In the later years I notice a rebirth of the ancient myth: IT without the need
for sysadmins. The first time I witnessed it (circa 2003) Microsoft, Red Hat
and SUSE where promising no more need for sysadmins thanks to the new GUI tools
for server administration. We all know where that went.
10 years ago they invented "DevOps", replacing sysadmins with retrained devs
who where eager to be "agile" and move forward with the business requirements.
But on-call surely kills the soul when you outsource your infrastructure, there
is no human on the other end of the line and "infrastructure as code" proves to
be buggy like... all code?
And now we're back to software solutions: serverless, containers, FAAS, etc.
"You don't need to worry about infrastructure any more" says the marketing guy
in the youtube video. Just buy our software and rent the infrastructure from
that guy. Oh and when you fail buy some consulting as well, you'll see that it
gets easier with time, you just have to learn to think in a different paradigm.

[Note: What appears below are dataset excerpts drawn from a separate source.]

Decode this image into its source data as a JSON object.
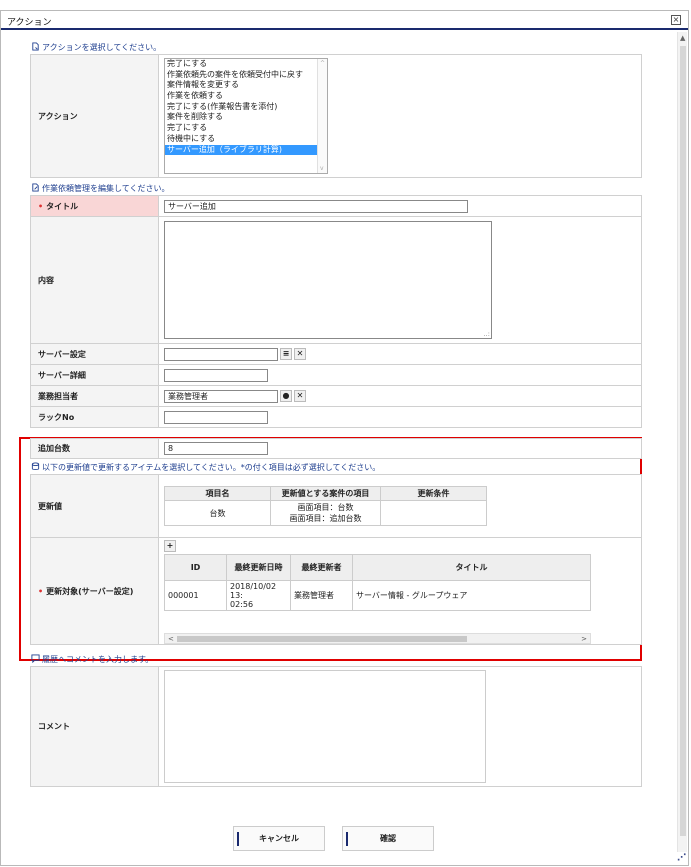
{
  "dialog": {
    "title": "アクション",
    "close_glyph": "×"
  },
  "sections": {
    "action_select": "アクションを選択してください。",
    "edit_request": "作業依頼管理を編集してください。",
    "update_items": "以下の更新値で更新するアイテムを選択してください。*の付く項目は必ず選択してください。",
    "comment": "履歴へコメントを入力します。"
  },
  "action": {
    "label": "アクション",
    "options": [
      "完了にする",
      "作業依頼先の案件を依頼受付中に戻す",
      "案件情報を変更する",
      "作業を依頼する",
      "完了にする(作業報告書を添付)",
      "案件を削除する",
      "完了にする",
      "待機中にする",
      "サーバー追加（ライブラリ計算)"
    ],
    "selected_index": 8
  },
  "fields": {
    "title": {
      "label": "タイトル",
      "value": "サーバー追加"
    },
    "content": {
      "label": "内容",
      "value": ""
    },
    "server_setting": {
      "label": "サーバー設定",
      "value": ""
    },
    "server_detail": {
      "label": "サーバー詳細",
      "value": ""
    },
    "assignee": {
      "label": "業務担当者",
      "value": "業務管理者"
    },
    "rack_no": {
      "label": "ラックNo",
      "value": ""
    },
    "add_count": {
      "label": "追加台数",
      "value": "8"
    }
  },
  "update_values": {
    "label": "更新値",
    "headers": [
      "項目名",
      "更新値とする案件の項目",
      "更新条件"
    ],
    "rows": [
      {
        "name": "台数",
        "source_line1": "画面項目：台数",
        "source_line2": "画面項目：追加台数",
        "condition": ""
      }
    ]
  },
  "update_target": {
    "label": "更新対象(サーバー設定)",
    "add_glyph": "+",
    "headers": [
      "ID",
      "最終更新日時",
      "最終更新者",
      "タイトル"
    ],
    "rows": [
      {
        "id": "000001",
        "updated_line1": "2018/10/02 13:",
        "updated_line2": "02:56",
        "updater": "業務管理者",
        "title": "サーバー情報 - グループウェア"
      }
    ]
  },
  "comment": {
    "label": "コメント",
    "value": ""
  },
  "buttons": {
    "cancel": "キャンセル",
    "confirm": "確認"
  }
}
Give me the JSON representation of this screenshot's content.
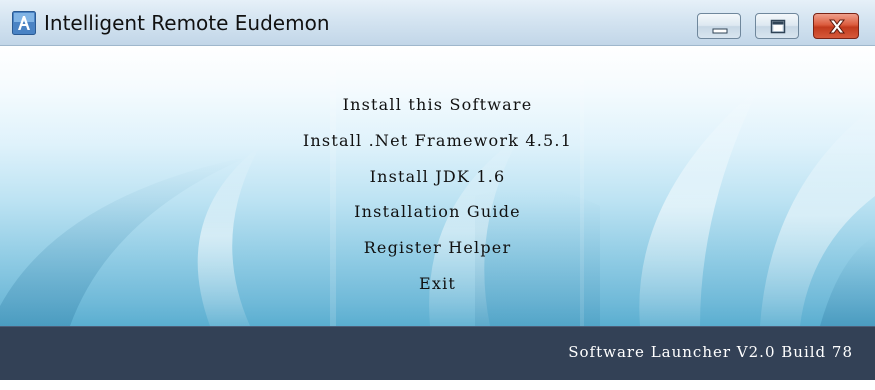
{
  "window": {
    "title": "Intelligent Remote Eudemon",
    "icon": "app-icon",
    "controls": [
      "minimize-icon",
      "maximize-icon",
      "close-icon"
    ]
  },
  "menu": {
    "items": [
      {
        "label": "Install this Software"
      },
      {
        "label": "Install .Net Framework 4.5.1"
      },
      {
        "label": "Install JDK 1.6"
      },
      {
        "label": "Installation Guide"
      },
      {
        "label": "Register Helper"
      },
      {
        "label": "Exit"
      }
    ]
  },
  "footer": {
    "version": "Software Launcher V2.0 Build 78"
  },
  "colors": {
    "footer_bg": "#334156",
    "close_button": "#c23a1d",
    "background_top": "#ffffff",
    "background_bottom": "#5aaed0"
  }
}
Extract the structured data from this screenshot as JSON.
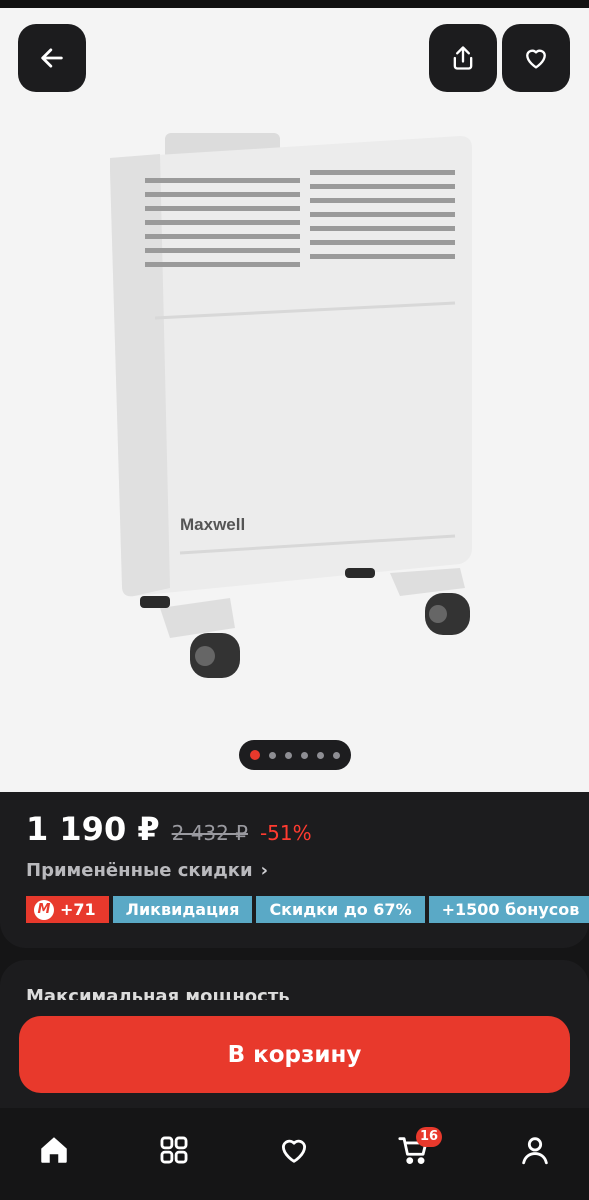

Containers are golden images. FAAS is static linking. We've been there already
years ago and we developed software distributions, packages with versions and
package managers to deal with the downsides of those "solutions". And
serverless is just wrappers on wrappers on the same software on good old
servers! Just layers of abstraction that are so deep the leeks are monstrous
and will never stop.
The complexity of operating an infrastructure requires dedicated people. Those
who won't let you develop skyscrapers until what's under the pavement can
support them with foundations, power, water, sewage, etc. And now you decided
we're just obsessed with sunken costs and try to remove us so you can move
"into the future" where you don't have to worry about those things? And that
the lessons we've learned in decades doesn't apply any more because you've
rediscovered what we discarded for good reasons?